Paper considers improvement of the protection against ultrashort pulses by means of optimization of parameters of multiconductor microstrip lines by different criteria. We have obtained a three-conductor microstrip line with the maximized difference of delays between the first and the last decomposition pulses. It was achieved by means of expansion of time intervals between decomposition pulses. At the same time, signal amplitude at the output of a line considerably decreases (almost twice). The results have shown that it is important to optimize multiconductor modal filters considering both minimization of amplitude of an output signal and maximization of difference of delays between the first and the last decomposition pulses.
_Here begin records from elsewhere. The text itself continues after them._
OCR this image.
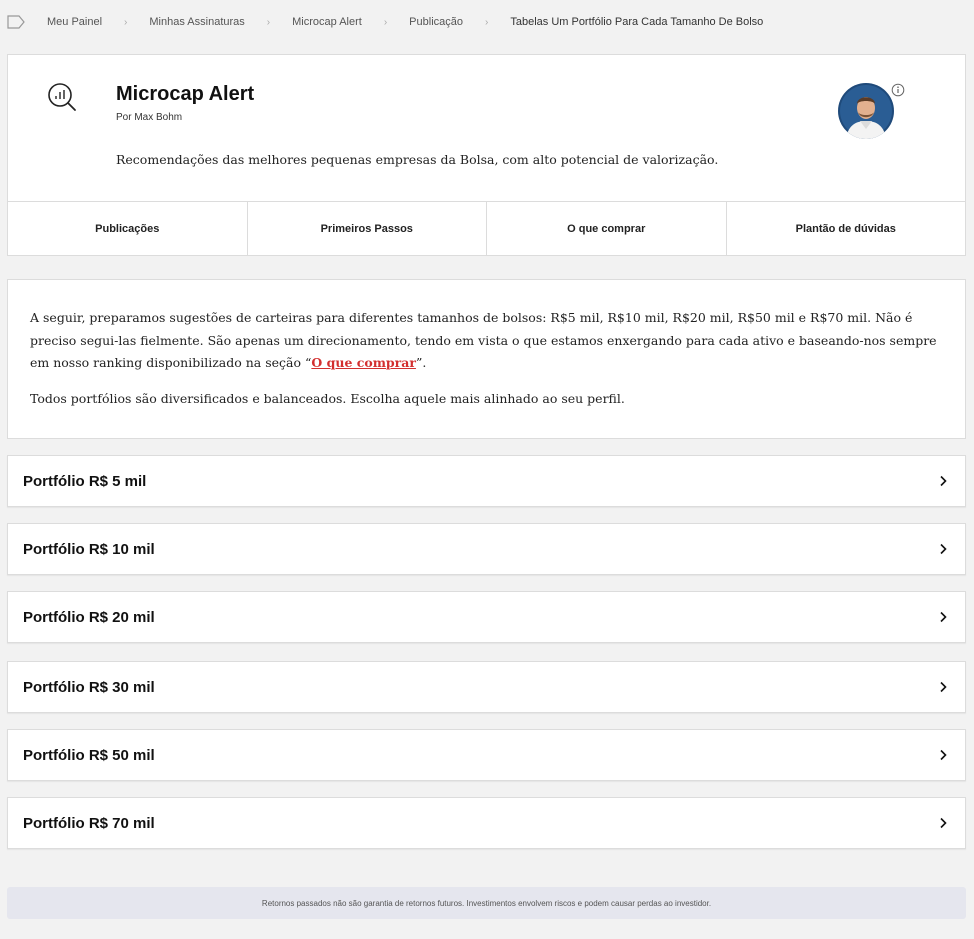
Meu Painel › Minhas Assinaturas › Microcap Alert › Publicação › Tabelas Um Portfólio Para Cada Tamanho De Bolso
Microcap Alert
Por Max Bohm

Recomendações das melhores pequenas empresas da Bolsa, com alto potencial de valorização.

Publicações	Primeiros Passos	O que comprar	Plantão de dúvidas

A seguir, preparamos sugestões de carteiras para diferentes tamanhos de bolsos: R$5 mil, R$10 mil, R$20 mil, R$50 mil e R$70 mil. Não é preciso segui-las fielmente. São apenas um direcionamento, tendo em vista o que estamos enxergando para cada ativo e baseando-nos sempre em nosso ranking disponibilizado na seção “O que comprar”.

Todos portfólios são diversificados e balanceados. Escolha aquele mais alinhado ao seu perfil.

Portfólio R$ 5 mil
Portfólio R$ 10 mil
Portfólio R$ 20 mil
Portfólio R$ 30 mil
Portfólio R$ 50 mil
Portfólio R$ 70 mil
Retornos passados não são garantia de retornos futuros. Investimentos envolvem riscos e podem causar perdas ao investidor.
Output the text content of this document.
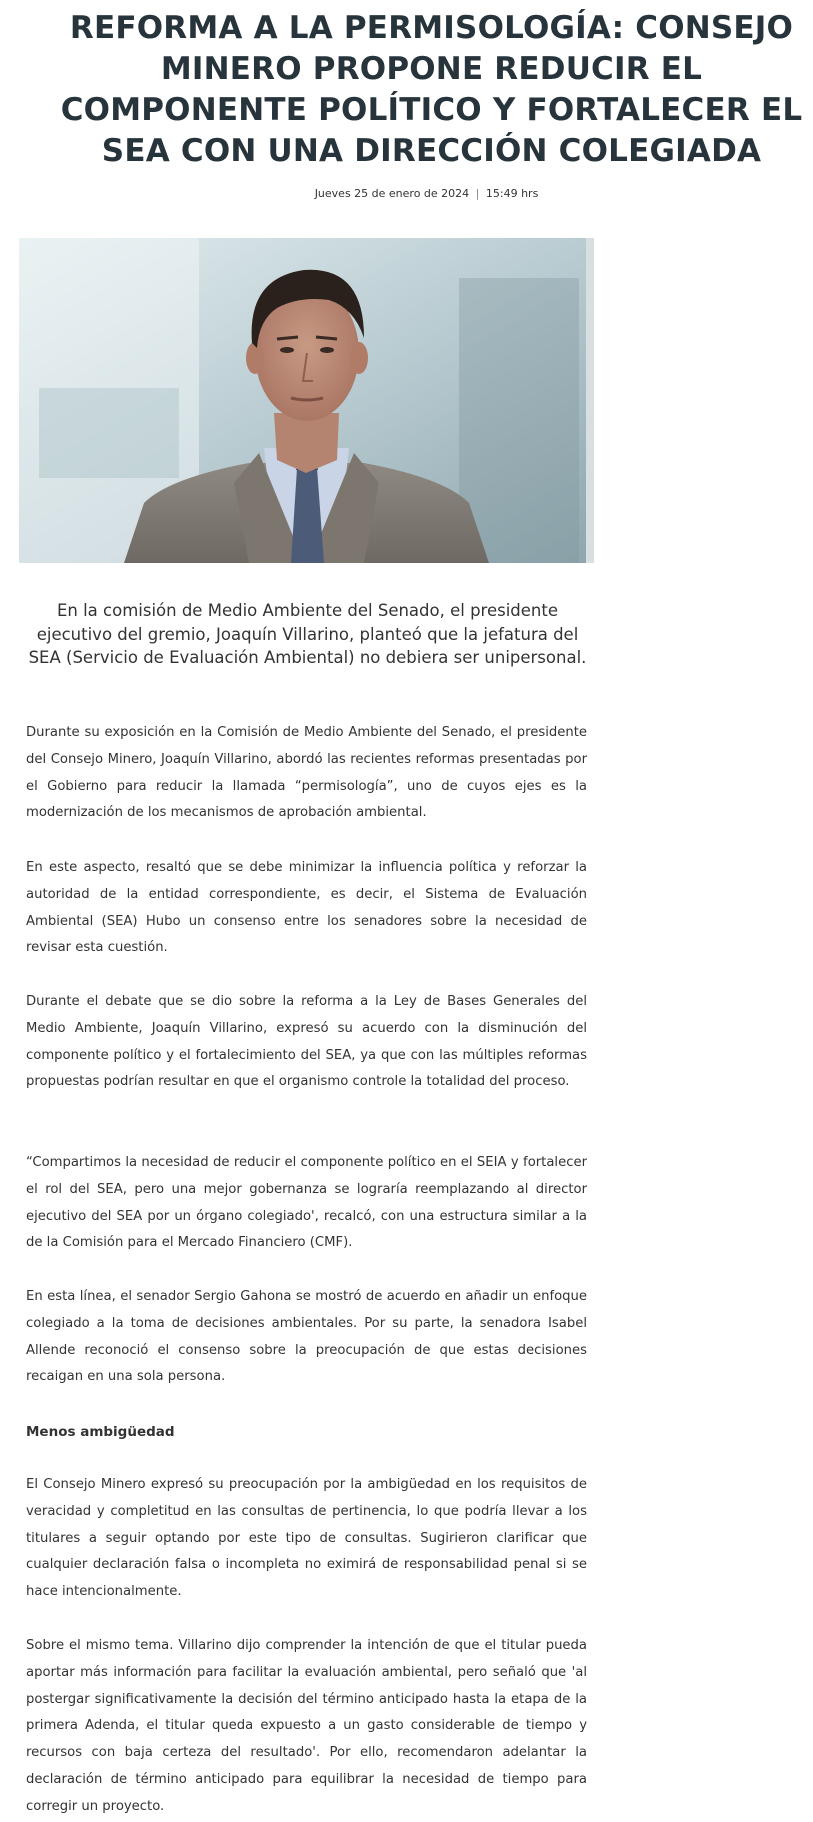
REFORMA A LA PERMISOLOGÍA: CONSEJO MINERO PROPONE REDUCIR EL COMPONENTE POLÍTICO Y FORTALECER EL SEA CON UNA DIRECCIÓN COLEGIADA
Jueves 25 de enero de 2024 | 15:49 hrs

En la comisión de Medio Ambiente del Senado, el presidente ejecutivo del gremio, Joaquín Villarino, planteó que la jefatura del SEA (Servicio de Evaluación Ambiental) no debiera ser unipersonal.

Durante su exposición en la Comisión de Medio Ambiente del Senado, el presidente del Consejo Minero, Joaquín Villarino, abordó las recientes reformas presentadas por el Gobierno para reducir la llamada “permisología”, uno de cuyos ejes es la modernización de los mecanismos de aprobación ambiental.

En este aspecto, resaltó que se debe minimizar la influencia política y reforzar la autoridad de la entidad correspondiente, es decir, el Sistema de Evaluación Ambiental (SEA) Hubo un consenso entre los senadores sobre la necesidad de revisar esta cuestión.

Durante el debate que se dio sobre la reforma a la Ley de Bases Generales del Medio Ambiente, Joaquín Villarino, expresó su acuerdo con la disminución del componente político y el fortalecimiento del SEA, ya que con las múltiples reformas propuestas podrían resultar en que el organismo controle la totalidad del proceso.

“Compartimos la necesidad de reducir el componente político en el SEIA y fortalecer el rol del SEA, pero una mejor gobernanza se lograría reemplazando al director ejecutivo del SEA por un órgano colegiado', recalcó, con una estructura similar a la de la Comisión para el Mercado Financiero (CMF).

En esta línea, el senador Sergio Gahona se mostró de acuerdo en añadir un enfoque colegiado a la toma de decisiones ambientales. Por su parte, la senadora Isabel Allende reconoció el consenso sobre la preocupación de que estas decisiones recaigan en una sola persona.

Menos ambigüedad

El Consejo Minero expresó su preocupación por la ambigüedad en los requisitos de veracidad y completitud en las consultas de pertinencia, lo que podría llevar a los titulares a seguir optando por este tipo de consultas. Sugirieron clarificar que cualquier declaración falsa o incompleta no eximirá de responsabilidad penal si se hace intencionalmente.

Sobre el mismo tema. Villarino dijo comprender la intención de que el titular pueda aportar más información para facilitar la evaluación ambiental, pero señaló que 'al postergar significativamente la decisión del término anticipado hasta la etapa de la primera Adenda, el titular queda expuesto a un gasto considerable de tiempo y recursos con baja certeza del resultado'. Por ello, recomendaron adelantar la declaración de término anticipado para equilibrar la necesidad de tiempo para corregir un proyecto.
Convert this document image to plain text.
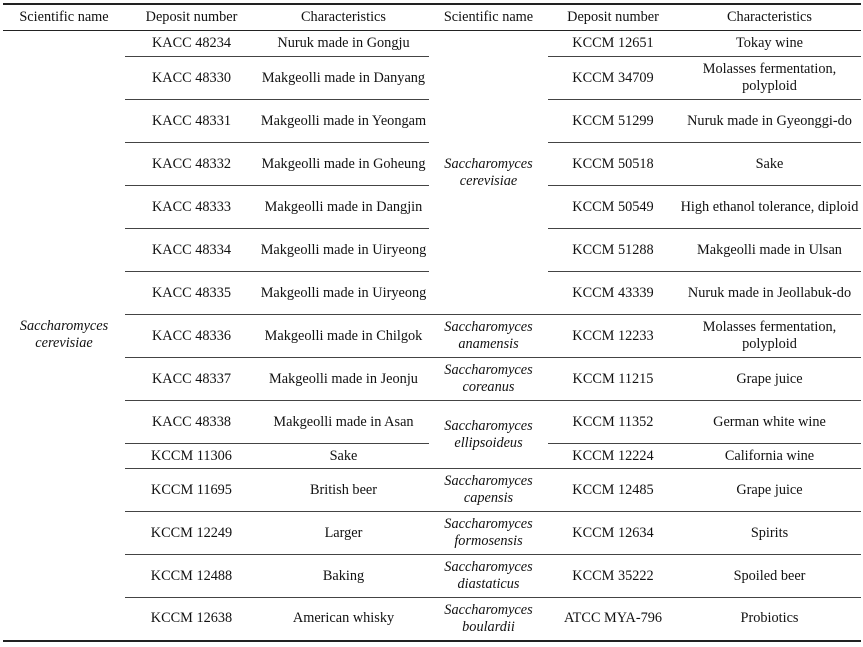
Scientific name	Deposit number	Characteristics	Scientific name	Deposit number	Characteristics
Saccharomyces cerevisiae	KACC 48234	Nuruk made in Gongju	Saccharomyces cerevisiae	KCCM 12651	Tokay wine
	KACC 48330	Makgeolli made in Danyang		KCCM 34709	Molasses fermentation, polyploid
	KACC 48331	Makgeolli made in Yeongam		KCCM 51299	Nuruk made in Gyeonggi-do
	KACC 48332	Makgeolli made in Goheung		KCCM 50518	Sake
	KACC 48333	Makgeolli made in Dangjin		KCCM 50549	High ethanol tolerance, diploid
	KACC 48334	Makgeolli made in Uiryeong		KCCM 51288	Makgeolli made in Ulsan
	KACC 48335	Makgeolli made in Uiryeong		KCCM 43339	Nuruk made in Jeollabuk-do
	KACC 48336	Makgeolli made in Chilgok	Saccharomyces anamensis	KCCM 12233	Molasses fermentation, polyploid
	KACC 48337	Makgeolli made in Jeonju	Saccharomyces coreanus	KCCM 11215	Grape juice
	KACC 48338	Makgeolli made in Asan	Saccharomyces ellipsoideus	KCCM 11352	German white wine
	KCCM 11306	Sake		KCCM 12224	California wine
	KCCM 11695	British beer	Saccharomyces capensis	KCCM 12485	Grape juice
	KCCM 12249	Larger	Saccharomyces formosensis	KCCM 12634	Spirits
	KCCM 12488	Baking	Saccharomyces diastaticus	KCCM 35222	Spoiled beer
	KCCM 12638	American whisky	Saccharomyces boulardii	ATCC MYA-796	Probiotics
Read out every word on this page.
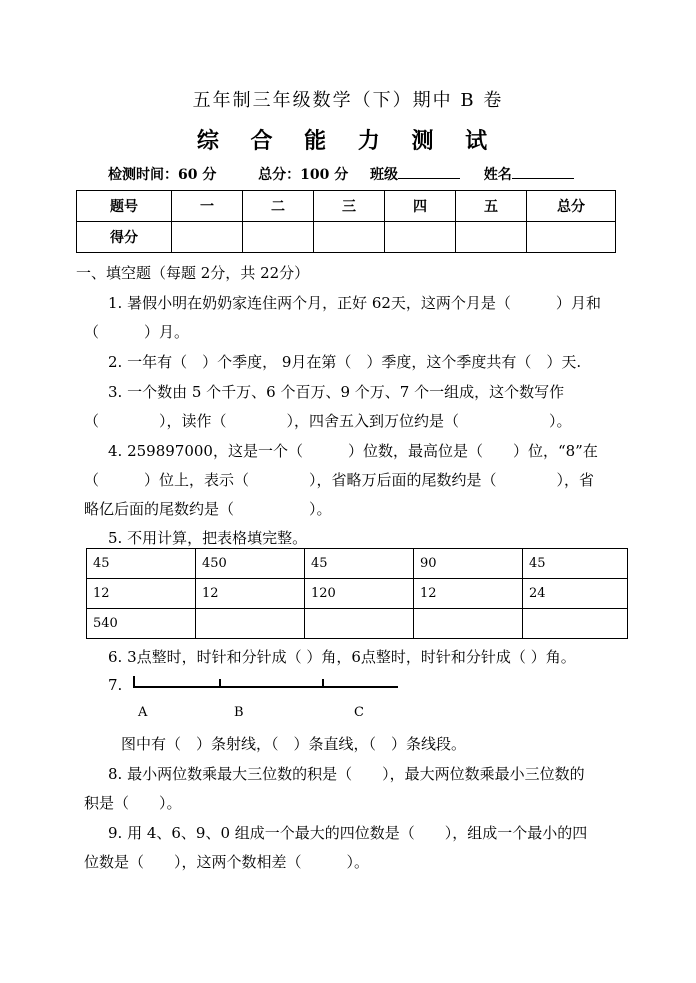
五年制三年级数学（下）期中 B 卷
综 合 能 力 测 试
检测时间：60 分	总分：100 分 班级	姓名
题号	一	二	三	四	五	总分
得分						
一、填空题（每题 2分，共 22分）
1. 暑假小明在奶奶家连住两个月，正好 62天，这两个月是（　　　）月和
（　　　）月。
2. 一年有（　）个季度， 9月在第（　）季度，这个季度共有（　）天.
3. 一个数由 5 个千万、6 个百万、9 个万、7 个一组成，这个数写作
（　　　　），读作（　　　　），四舍五入到万位约是（　　　　　　）。
4. 259897000，这是一个（　　　）位数，最高位是（　　）位，“8”在
（　　　）位上，表示（　　　　），省略万后面的尾数约是（　　　　），省
略亿后面的尾数约是（　　　　　）。
5. 不用计算，把表格填完整。
45	450	45	90	45
12	12	120	12	24
540				
6. 3点整时，时针和分针成（ ）角，6点整时，时针和分针成（ ）角。
7.
A	B	C
图中有（　）条射线，（　）条直线，（　）条线段。
8. 最小两位数乘最大三位数的积是（　　），最大两位数乘最小三位数的
积是（　　）。
9. 用 4、6、9、0 组成一个最大的四位数是（　　），组成一个最小的四
位数是（　　），这两个数相差（　　　）。
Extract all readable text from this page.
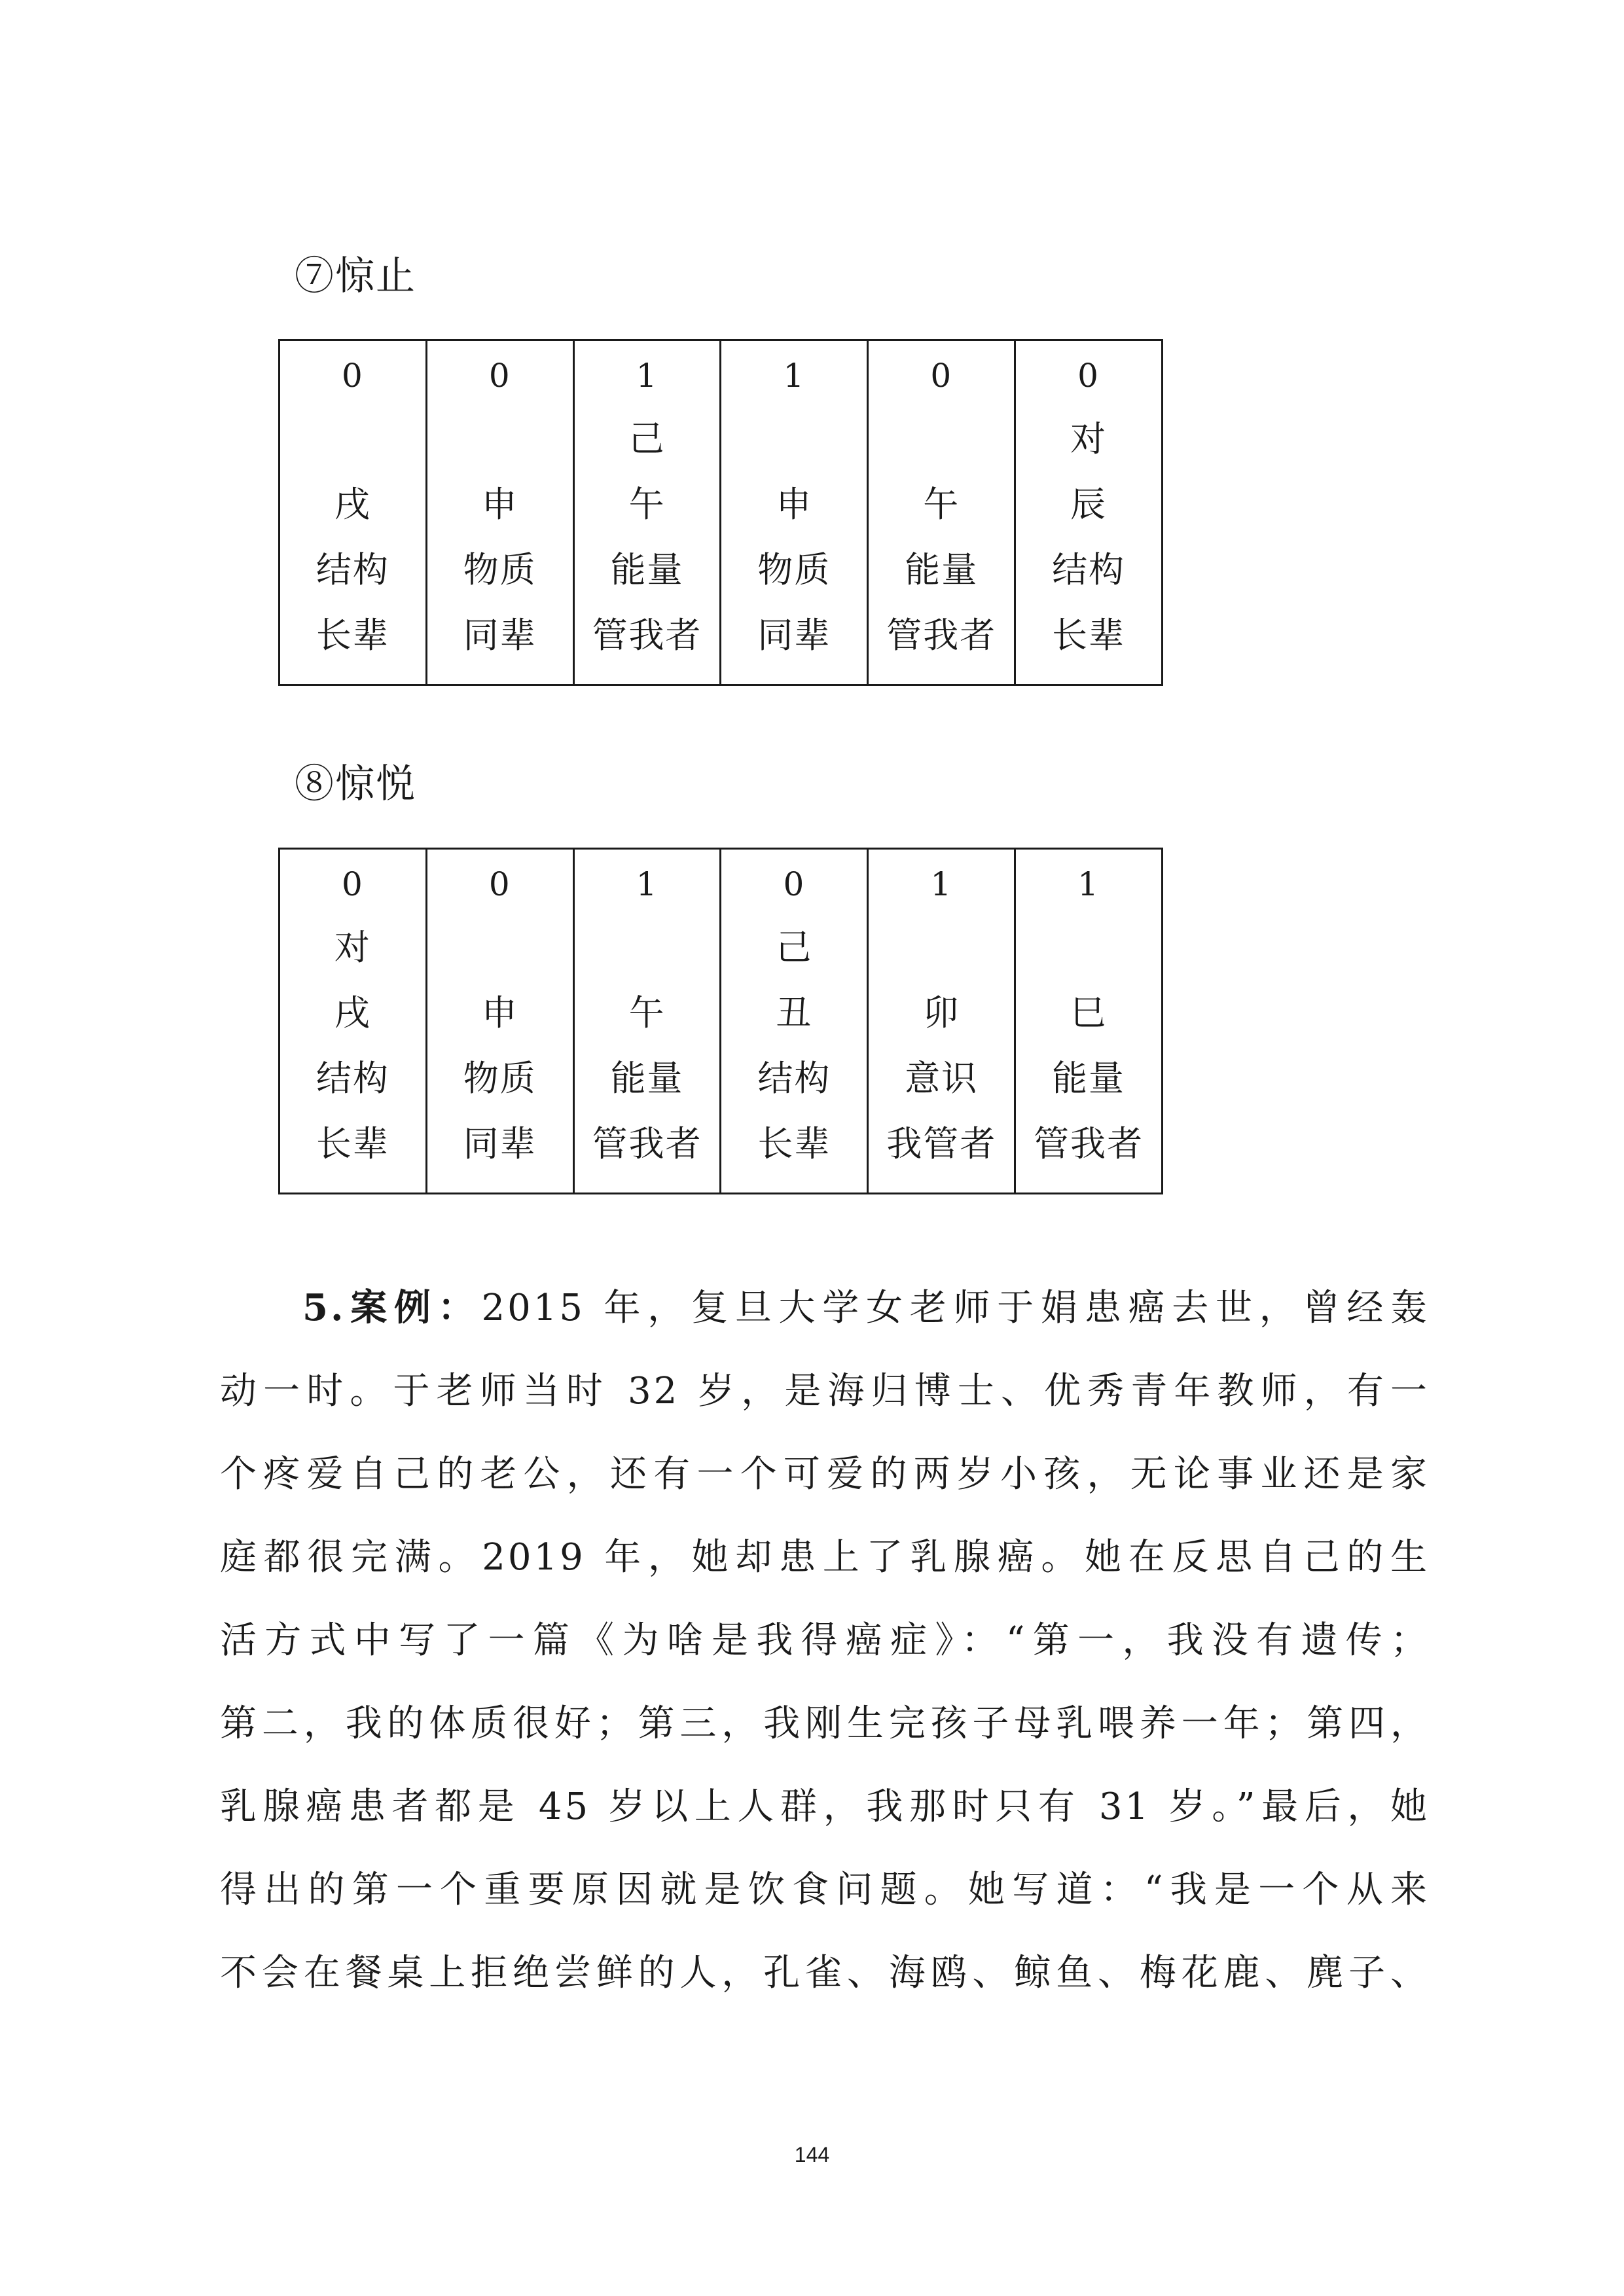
⑦惊止
0
戌
结构
长辈

0
申
物质
同辈

1
己
午
能量
管我者

1
申
物质
同辈

0
午
能量
管我者

0
对
辰
结构
长辈
⑧惊悦
0
对
戌
结构
长辈

0
申
物质
同辈

1
午
能量
管我者

0
己
丑
结构
长辈

1
卯
意识
我管者

1
巳
能量
管我者
5.案例：2015 年，复旦大学女老师于娟患癌去世，曾经轰
动一时。于老师当时 32 岁，是海归博士、优秀青年教师，有一
个疼爱自己的老公，还有一个可爱的两岁小孩，无论事业还是家
庭都很完满。2019 年，她却患上了乳腺癌。她在反思自己的生
活方式中写了一篇《为啥是我得癌症》：“第一，我没有遗传；
第二，我的体质很好；第三，我刚生完孩子母乳喂养一年；第四，
乳腺癌患者都是 45 岁以上人群，我那时只有 31 岁。”最后，她
得出的第一个重要原因就是饮食问题。她写道：“我是一个从来
不会在餐桌上拒绝尝鲜的人，孔雀、海鸥、鲸鱼、梅花鹿、麂子、
144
Experimental results on ultra wide band pulse propagation in three-conductor power cables of flat and circular cross sections

This paper presents some experimental results of unusual propagation of an ultra wide band pulse in low-voltage installation three-conductor power cables. For cables of flat cross section, the results confirm the possibility of modal decomposition of a pulse into two low level pulses. However, this phenomenon does not appear in cables of circular cross section.

Experimental confirmation of the modal filtration in four- and five-conductor microstrip lines

An experimental confirmation of modal filtration based on multiconductor microstrip lines is executed. Authors designed four- and five-conductor prototypes of modal filters (MF), which have the maximum amplitude of the decomposition pulses of 12.6 and 15.3 times less in comparison with the initial signal. The results showed the prospect of research of multiconductor MF because addition of conductors to the initial structure additionally (up 2.3 times) decreases the amplitude of the initial signal at the end of the active conductor.